Lieber Herr Bast,
Sie wurden im März 2022 von der WGAS für Ihre Forschungsarbeit „Atypical Arousal Regulation in children with Autism but not with ADHD as indicated by pupillometric measures of Locus Coeruleus Activity“ mit dem Weber–Bosch–Preis ausgezeichnet. Wir würden gern mehr über Sie und Ihre Arbeit erfahren.
Wo und mit wem arbeiten Sie momentan?
Ich leite den Bereich Klinische Forschung der KJP Frankfurt unter Prof. Dr. Freitag. Der Bereich Klinische Forschung führt klinische Studien durch und beschäftigt sich mit den neurobiologischen Grundlagen psychischer Störungen. Dort habe ich Eye–Tracking Labore aufgebaut, die eine Erfassung jener neurobiologischen Grundlagen bereits im Kleinkindalter ermöglicht.
Können Sie uns den Schwerpunkt Ihrer Forschung beschreiben? Welche Fragestellungen untersuchen Sie?
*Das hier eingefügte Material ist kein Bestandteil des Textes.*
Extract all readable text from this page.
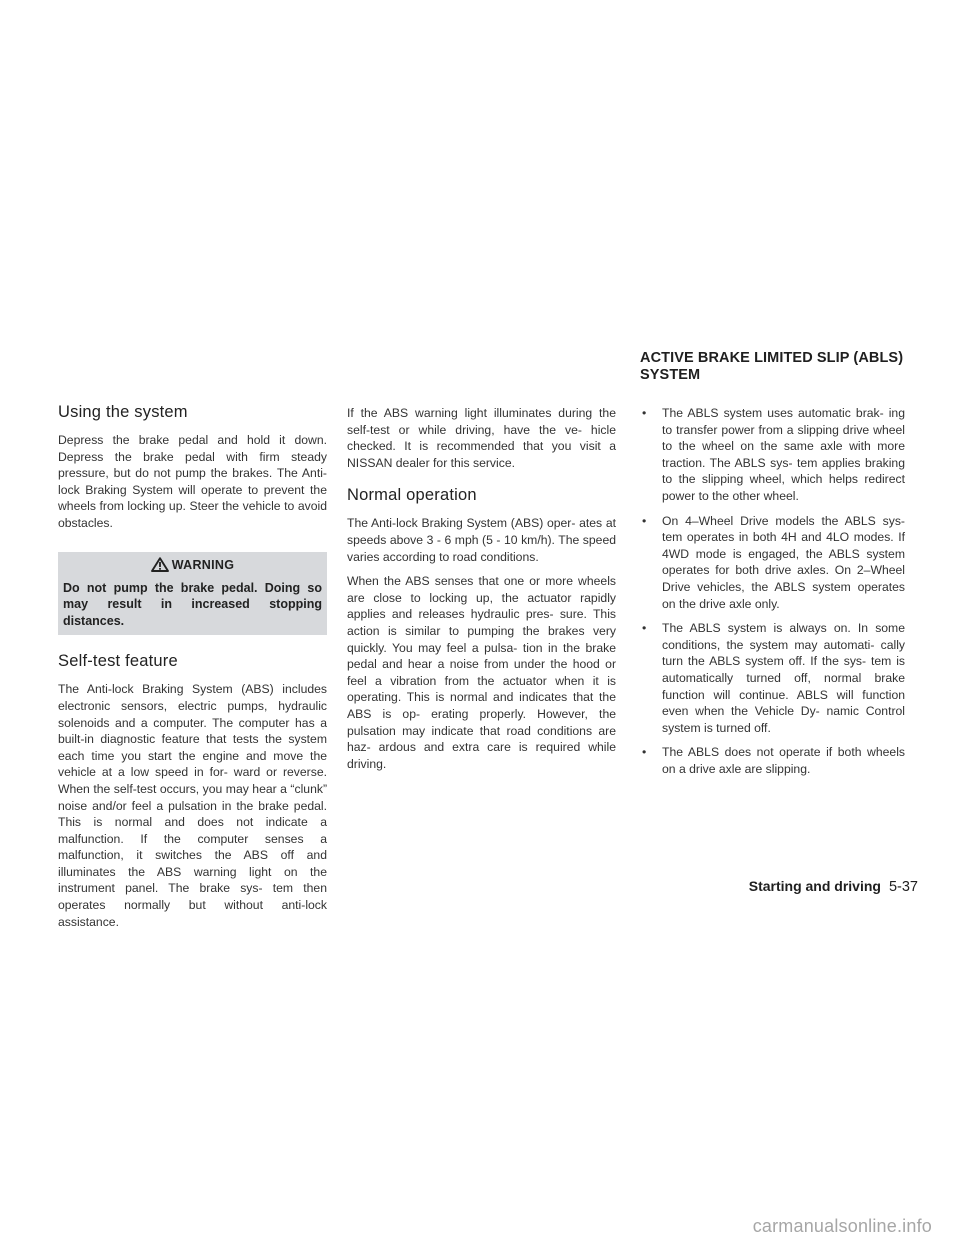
ACTIVE BRAKE LIMITED SLIP (ABLS)
SYSTEM
Using the system

Depress the brake pedal and hold it down. Depress the brake pedal with firm steady pressure, but do not pump the brakes. The Anti-lock Braking System will operate to prevent the wheels from locking up. Steer the vehicle to avoid obstacles.

WARNING

Do not pump the brake pedal. Doing so may result in increased stopping distances.

Self-test feature

The Anti-lock Braking System (ABS) includes electronic sensors, electric pumps, hydraulic solenoids and a computer. The computer has a built-in diagnostic feature that tests the system each time you start the engine and move the vehicle at a low speed in for- ward or reverse. When the self-test occurs, you may hear a “clunk” noise and/or feel a pulsation in the brake pedal. This is normal and does not indicate a malfunction. If the computer senses a malfunction, it switches the ABS off and illuminates the ABS warning light on the instrument panel. The brake sys- tem then operates normally but without anti-lock assistance.

If the ABS warning light illuminates during the self-test or while driving, have the ve- hicle checked. It is recommended that you visit a NISSAN dealer for this service.

Normal operation

The Anti-lock Braking System (ABS) oper- ates at speeds above 3 - 6 mph (5 - 10 km/h). The speed varies according to road conditions.

When the ABS senses that one or more wheels are close to locking up, the actuator rapidly applies and releases hydraulic pres- sure. This action is similar to pumping the brakes very quickly. You may feel a pulsa- tion in the brake pedal and hear a noise from under the hood or feel a vibration from the actuator when it is operating. This is normal and indicates that the ABS is op- erating properly. However, the pulsation may indicate that road conditions are haz- ardous and extra care is required while driving.

• The ABLS system uses automatic brak- ing to transfer power from a slipping drive wheel to the wheel on the same axle with more traction. The ABLS sys- tem applies braking to the slipping wheel, which helps redirect power to the other wheel.
• On 4–Wheel Drive models the ABLS sys- tem operates in both 4H and 4LO modes. If 4WD mode is engaged, the ABLS system operates for both drive axles. On 2–Wheel Drive vehicles, the ABLS system operates on the drive axle only.
• The ABLS system is always on. In some conditions, the system may automati- cally turn the ABLS system off. If the sys- tem is automatically turned off, normal brake function will continue. ABLS will function even when the Vehicle Dy- namic Control system is turned off.
• The ABLS does not operate if both wheels on a drive axle are slipping.
Starting and driving 5-37
carmanualsonline.info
Mein Schwerpunkt ist die Erforschung von Pathomechanismen mittels unauffälliger Sensorik, bisher insbesondere bei neurologischen Entwicklungsstörungen mit ASD und ADHS. Effektive psychotherapeutische Behandlungsmöglichkeiten dieser Störungen sind wenig entwickelt. Ein Grund dafür ist wohl, dass neurologische Entwicklungsstörungen erst im
Kindesalter über das Verhalten diagnostiziert werden, obwohl zugrundeliegende Pathomechanismen wahrscheinlich bereits im Säuglingsalter eine abweichende Wahrnehmung ausprägen. Das Ziel meiner Forschung ist die Identifikation und frühe Diagnostik dieser neurobiologischen Pathomechanismen, um daraus individualisierte Behandlungen ableiten zu können. Ich bin davon überzeugt, dass wir mit dem Locus–Coeruleus Norepinephrine (LC–NE) System einen solchen Pathomechanismus bei Autismus identifiziert haben.
Wie wird es nach dem Nachwuchspreis mit Ihrer Forschung weitergehen? Welchen Forschungsfragen würden Sie sich gerne in der Zukunft widmen?
Das LC-NE System als Pathomechanismus werden wir in einem DFG-finanzierten Projekt weiter spezifizieren durch den kombinierten Einsatz von Pupillometrie und EEG. Dabei wollen wir insbesondere LC-NE Aktivität durch physische Aktivität manipulieren. Weiter zeigen spannende Tiermodelle die Relevanz der subkortikalen Modulation sensorischer Verarbeitung durch das LC-NE System. Aktuelle klinische Studien legen nahe, dass das LC-NE System bei internalisierenden Störungen überreguliert und bei externalisierenden Störungen unterreguliert sein könnte. Ich möchte dementsprechend meinen Forschungshorizont erweitern und das LC-NE System als Prädiktor für transdiagnostische Psychopathologie im Kindesalter untersuchen. Mit der ereignis-evozierten Pupillenreaktion haben wir eine Methodik an der Hand, die wir bereits im Vorschulalter einsetzen können. Einen ERC Starting Grant dazu habe ich heute eingereicht.
Vielen Dank, dass Sie sich die Zeit nehmen, unsere Fragen zu beantworten. Wir wünschen Ihnen weiterhin viel Erfolg bei Ihren Forschungsprojekten!